Worth a closer look: The art of science

The Wellcome Trust has put a stunning series of electron microscope images in a gallery show. Can science truly be art? Tom Lubbock trains his eye

Science and art once held hands. Robert Hooke, 17th century pioneer of microscopy, did a beautiful picture of a flea, enormously magnified, that is a classic of English draughtsmanship.

The scientist-illustrators in the tenth Wellcome Image Awards are generally photographers. The camera, at least, provides most of their material. Still, they can't help being artists too. However functional their illustrations are, function will not dictate every decision.

The need for informativeness and clarity only goes so far. There will always be some freedom of operation. There'll be a choice about colour, or shaping, or framing. Choice can't be avoided.

Now some of these Wellcome images are simply representational. You can see what they're meant to be. And some of them are jokey sci-fi fantasies. But the interesting ones, the ones I'm talking about, are those that you can't clearly identify by eye. They're of something, some biological entity, but you can't tell what. You're presented with (so to speak) an "anonymous" image.

These images don't properly belong to any genre. You can look at them partly as pure abstractions. You can look at them partly as "cloud pictures" (ie you can find all sorts of likenesses in them). And the scientist-illustrators who made them are no doubt aware – subliminally at least – of these possibilities. But whatever we call these pictures, are they any good?

Colour is where they fall down chiefly. Of course, clear contrasts are often needed, to distinguish one element from another. But there needn't be so many lurid reds and oranges and purples. There needn't be so many saturated hues. Differences can be done in other ways.

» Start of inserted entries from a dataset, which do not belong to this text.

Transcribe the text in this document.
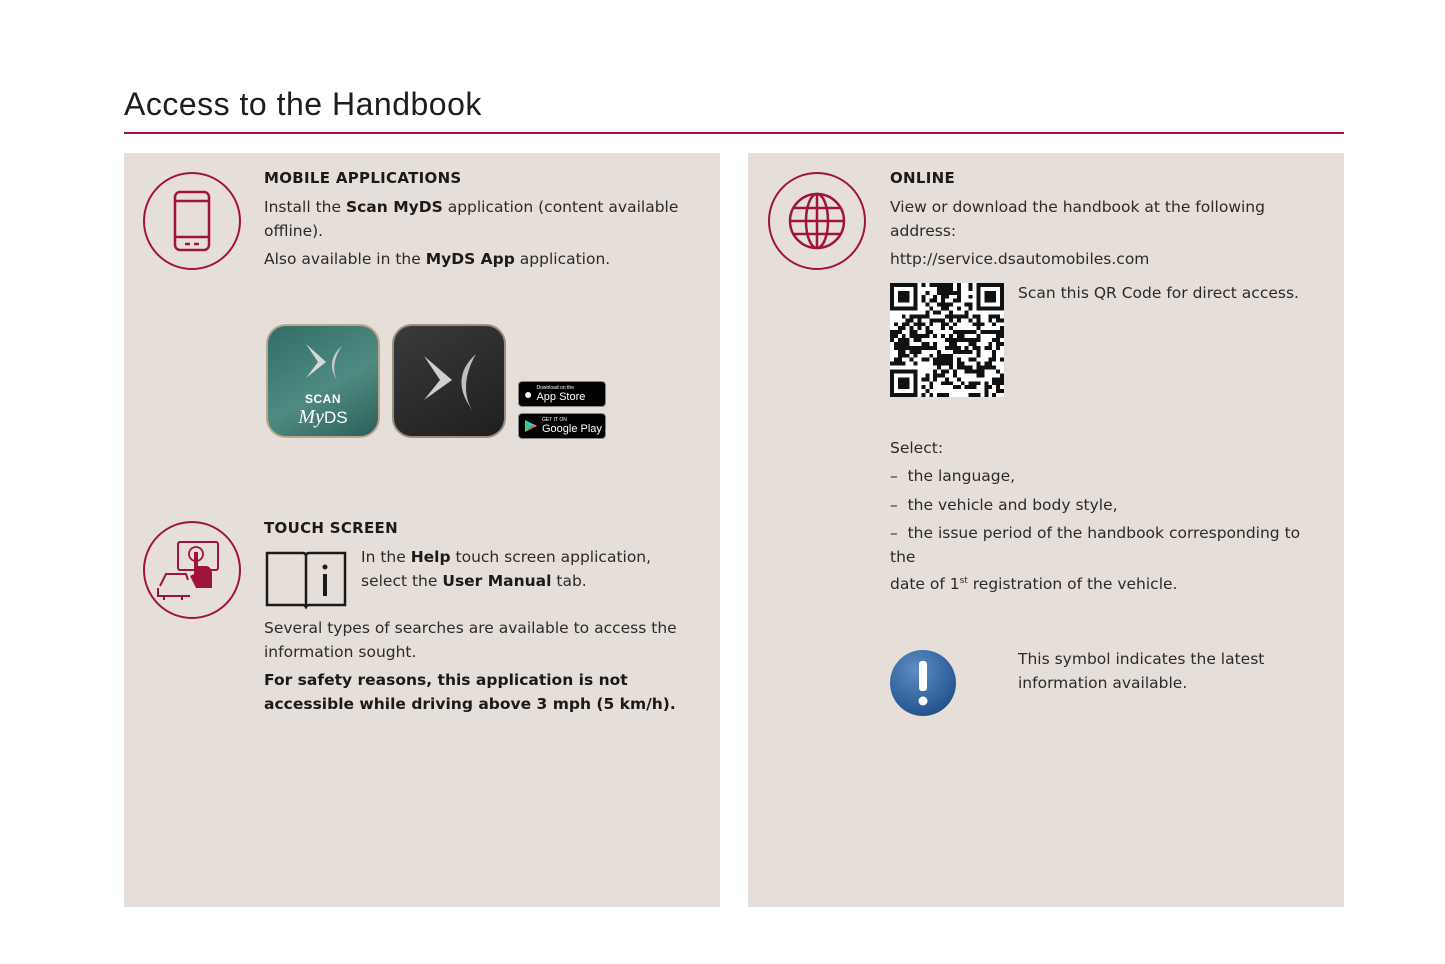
Access to the Handbook

MOBILE APPLICATIONS

Install the Scan MyDS application (content available offline).

Also available in the MyDS App application.

SCAN
MyDS
● Download on the
App Store
GET IT ON
Google Play

TOUCH SCREEN

In the Help touch screen application, select the User Manual tab.

Several types of searches are available to access the information sought.

For safety reasons, this application is not accessible while driving above 3 mph (5 km/h).

ONLINE

View or download the handbook at the following address:

http://service.dsautomobiles.com

Scan this QR Code for direct access.

Select:

–  the language,

–  the vehicle and body style,

–  the issue period of the handbook corresponding to the
date of 1st registration of the vehicle.

This symbol indicates the latest information available.
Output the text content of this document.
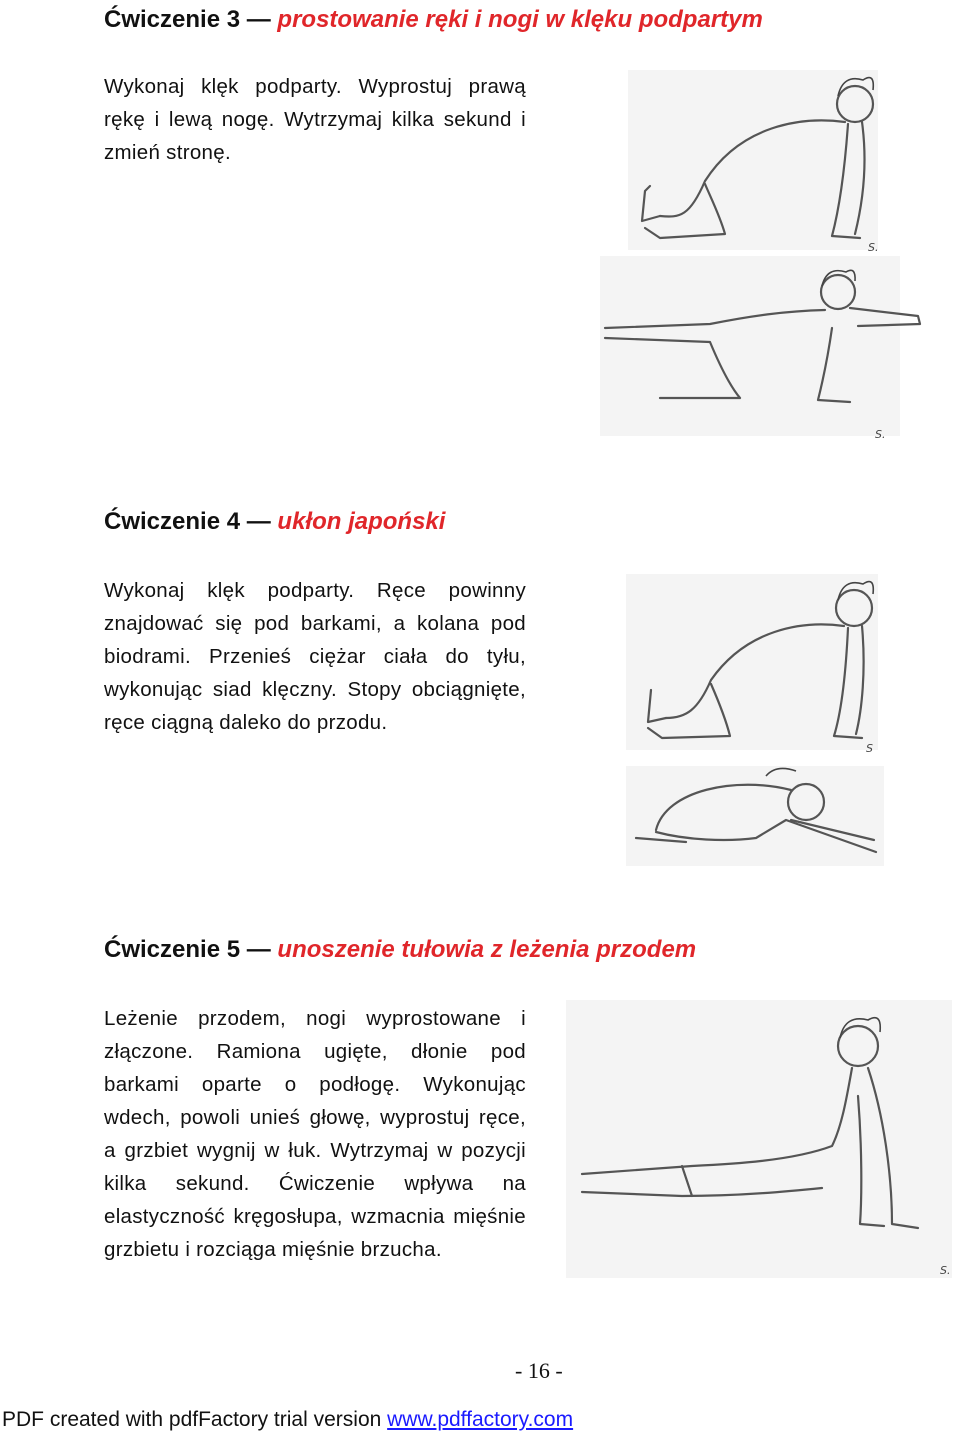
Ćwiczenie 3 — prostowanie ręki i nogi w klęku podpartym

Wykonaj klęk podparty. Wyprostuj prawą rękę i lewą nogę. Wytrzymaj kilka sekund i zmień stronę.

S.
S.
Ćwiczenie 4 — ukłon japoński

Wykonaj klęk podparty. Ręce powinny znajdować się pod barkami, a kolana pod biodrami. Przenieś ciężar ciała do tyłu, wykonując siad klęczny. Stopy obciągnięte, ręce ciągną daleko do przodu.

S
Ćwiczenie 5 — unoszenie tułowia z leżenia przodem

Leżenie przodem, nogi wyprostowane i złączone. Ramiona ugięte, dłonie pod barkami oparte o podłogę. Wykonując wdech, powoli unieś głowę, wyprostuj ręce, a grzbiet wygnij w łuk. Wytrzymaj w pozycji kilka sekund. Ćwiczenie wpływa na elastyczność kręgosłupa, wzmacnia mięśnie grzbietu i rozciąga mięśnie brzucha.

S.
- 16 -
PDF created with pdfFactory trial version www.pdffactory.com
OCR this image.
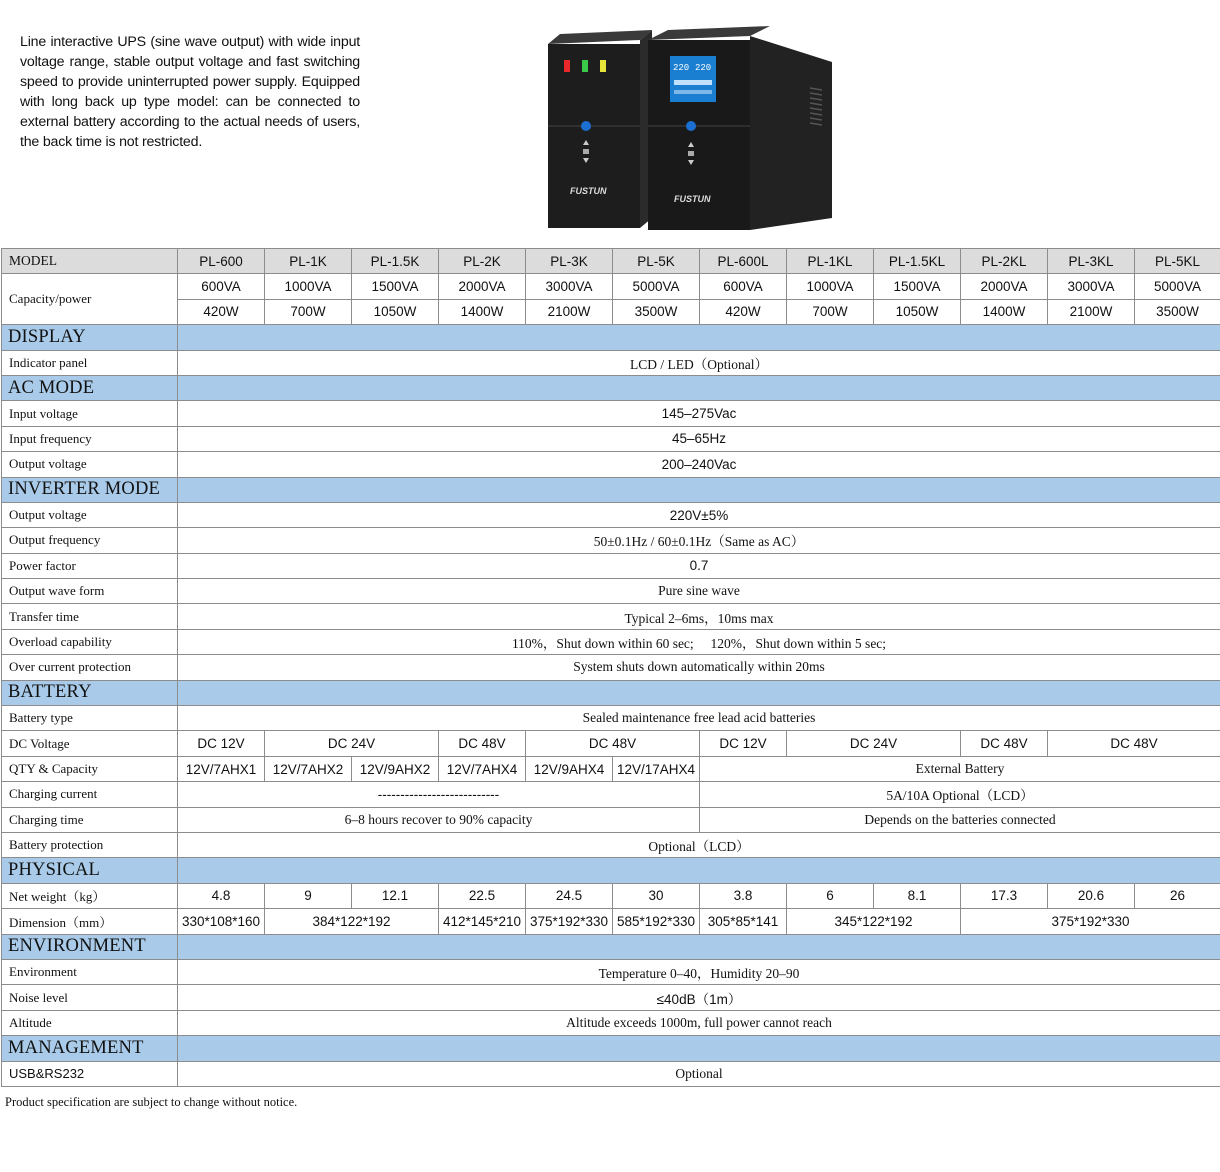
Line interactive UPS (sine wave output) with wide input voltage range, stable output voltage and fast switching speed to provide uninterrupted power supply. Equipped with long back up type model: can be connected to external battery according to the actual needs of users, the back time is not restricted.
FUSTUN
220 220
FUSTUN
MODEL	PL-600	PL-1K	PL-1.5K	PL-2K	PL-3K	PL-5K	PL-600L	PL-1KL	PL-1.5KL	PL-2KL	PL-3KL	PL-5KL
Capacity/power	600VA	1000VA	1500VA	2000VA	3000VA	5000VA	600VA	1000VA	1500VA	2000VA	3000VA	5000VA
	420W	700W	1050W	1400W	2100W	3500W	420W	700W	1050W	1400W	2100W	3500W
DISPLAY												
Indicator panel	LCD / LED（Optional）											
AC MODE												
Input voltage	145–275Vac											
Input frequency	45–65Hz											
Output voltage	200–240Vac											
INVERTER MODE												
Output voltage	220V±5%											
Output frequency	50±0.1Hz / 60±0.1Hz（Same as AC）											
Power factor	0.7											
Output wave form	Pure sine wave											
Transfer time	Typical 2–6ms，10ms max											
Overload capability	110%，Shut down within 60 sec;     120%，Shut down within 5 sec;											
Over current protection	System shuts down automatically within 20ms											
BATTERY												
Battery type	Sealed maintenance free lead acid batteries											
DC Voltage	DC 12V	DC 24V		DC 48V	DC 48V		DC 12V	DC 24V		DC 48V	DC 48V	
QTY & Capacity	12V/7AHX1	12V/7AHX2	12V/9AHX2	12V/7AHX4	12V/9AHX4	12V/17AHX4	External Battery					
Charging current	---------------------------						5A/10A Optional（LCD）					
Charging time	6–8 hours recover to 90% capacity						Depends on the batteries connected					
Battery protection	Optional（LCD）											
PHYSICAL												
Net weight（kg）	4.8	9	12.1	22.5	24.5	30	3.8	6	8.1	17.3	20.6	26
Dimension（mm）	330*108*160	384*122*192		412*145*210	375*192*330	585*192*330	305*85*141	345*122*192		375*192*330		
ENVIRONMENT												
Environment	Temperature 0–40，Humidity 20–90											
Noise level	≤40dB（1m）											
Altitude	Altitude exceeds 1000m, full power cannot reach											
MANAGEMENT												
USB&RS232	Optional											
Product specification are subject to change without notice.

Composition is another area of weakness. The obvious fault is uniformity. You get a field of more or less the same kind of stuff. It may be fine for a screen saver, not for a lively picture.

But art works tend to generate the standards by which you judge them. You look at them, and see the kind of things that they're good at, and then you look out for the ones that are really good at that. So it's probably better not to worry about colour and composition.

Where the world of microbiology excels is in unpredictable forms and textures, ungraspable complications. For example, the solar embroidery of In Vitro Fertilisation, and the vortices of Compact Bone, are certainly interesting formations. And the electric wiggles of Sensory Nerve Fibres make an utterly mysterious "drawing". You have no idea what it could be, by whom or what it was made, or why.

But with all these images, there is a subtext too. What looks quasi-abstract is in fact definitely representational of something quite else. And the puzzling question – it arises in art galleries too – is this: do you look at the caption? Do you find out what these weird patterns really are?

When you do find out, it always makes a difference. For instance, one of the Wellcome images looks like a large spiral earthwork made out of plasticine. You then learn that it represents Aspirin Crystals. It makes you feel rather strangely, either about this earthwork formations or about aspirins.

But the effect isn't always so innocent. It can be severely ironic or worse. It's like that thing in the Turner Prize: a buff-coloured sculpture is revealed to be made of mashed cows' brains. What the caption tells you can alter your view of the work radically.

What looks harmless may turn out to be very menacing. Lung Cancer Cell suggests an exotic salad. Sickle Cell Anaemia is a deep undersea vision. And in last year's prize, C. Difficile appeared looking just like a spilt portion of chips.